The costs of U.S. employer-sponsored medical benefits are expected to rise seven per cent in 2024, according to a new survey by the International Foundation of Employee Benefit Plans.

The survey found 79 per cent of U.S. employers’ benefits plans are self-funded (with or without stop-loss coverage), while 21 per cent are fully insured.

The No. 1 reason cited for increasing costs was chronic health conditions (22 per cent), followed by catastrophic claims (19 per cent), specialty or costly prescription drugs and treatments (16 per cent) and medical provider costs (14 per cent).

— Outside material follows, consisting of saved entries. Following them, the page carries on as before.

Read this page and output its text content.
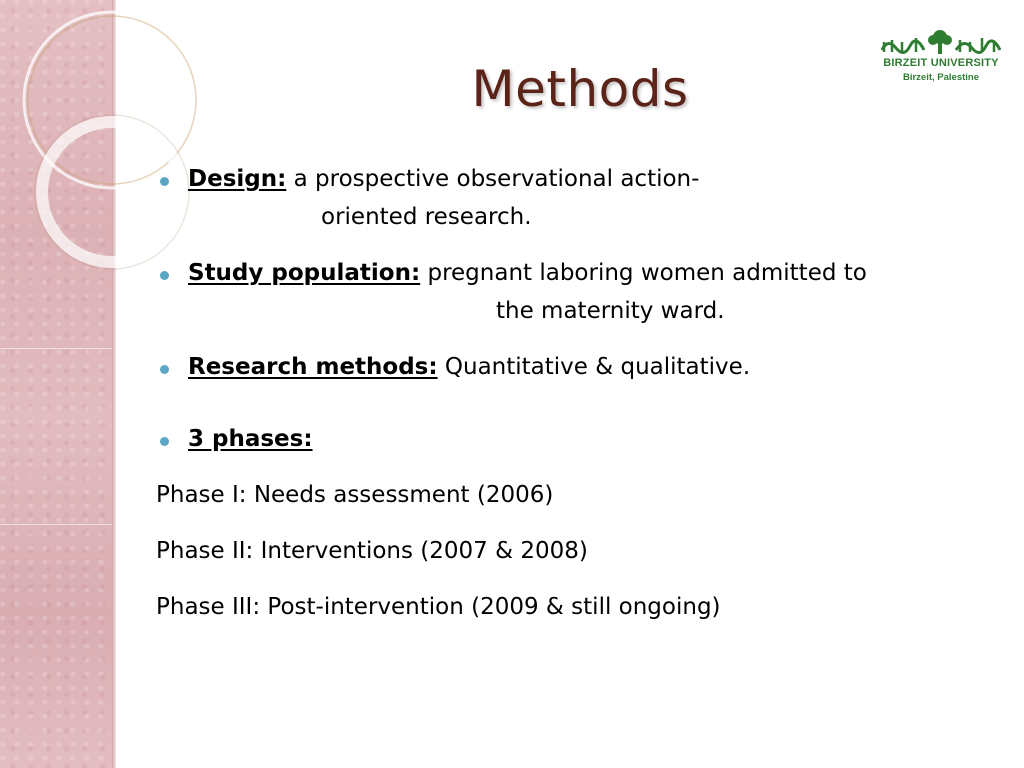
Methods	BIRZEIT UNIVERSITY
Birzeit, Palestine
Design: a prospective observational action-
oriented research.
Study population: pregnant laboring women admitted to
the maternity ward.
Research methods: Quantitative & qualitative.
3 phases:
Phase I: Needs assessment (2006)
Phase II: Interventions (2007 & 2008)
Phase III: Post-intervention (2009 & still ongoing)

Read: U.S. employers expecting health benefits costs to rise 5.6% per employee in 2023: survey

When asked what initiatives would have the most impact on managing costs, 22 per cent of employers cited utilization control initiatives (such as prior authorization and case management), followed by cost-sharing initiatives like deductibles and copays (16 per cent) and workplace and wellness programs (13 per cent).

“Plan sponsors have indicated chronic health conditions have a considerable effect on their medical expenses,” said Julie Stich, vice-president of content at the IFEBP, in a press release. “This ties to the data that disease management and wellness programs rank high in cost management strategies. In response to rising specialty prescription drug prices, employers are focusing on utilization strategies like case management to guide medication adherence and management of side-effects.”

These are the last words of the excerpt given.